= Double lift =

Skill used for card tricks

A double lift is a sleight of hand maneuver used by magicians in card magic. It is a method by which the identity of the top card may be kept secret by lifting the top two cards as one, making it seem as if only the top card is picked up, often used as a switch. Similar techniques may be applied to more than two cards to perform a triple or even quadruple lift. The term was coined by Theo Annemann.

When the card is shown to the audience, the audience is tricked into believing that they are shown the top card in the deck where in fact they are shown the second card. When the cards are displayed, the maneuver is sometimes called the "double turnover".

Some versions of the Ambitious Card routine rely almost entirely upon this sleight. In combination with a few other mechanics and good showmanship, entire routines can be made out of this single move.

==Origins==
The first recorded publishing of the double lift is in Richard Neve's book The Merry Companion in 1776. It can be seen on page 141, item XXV under "to seem to change the top card of the pack into another". The double lift was next seen in print in the 19th century in Jean Nicholas Ponsin's Nouvelle Magie Blanche Dévoilée.
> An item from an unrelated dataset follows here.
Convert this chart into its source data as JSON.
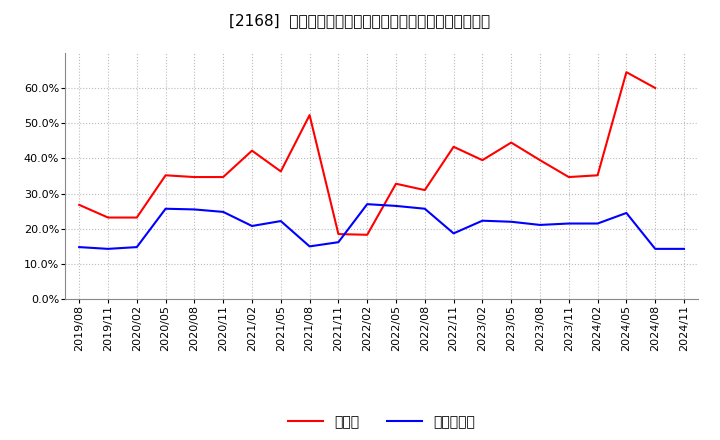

The earliest reference to the double lift in the 20th century is in John Northern Hilliard's book Greater Magic.

Many confuse the creation of the double lift with the Dai Vernon double turnover, which is an extension of the double lift where two cards are flipped to hide the identity of the top card. Still, many magicians and magic historians debate that Vernon was the creator, though he never has claimed to be the creator. In an interview in the 1982 small-time film The Wonder of Magic, Dai Vernon said that he "may be the creator" of the double turnover, but was not certain.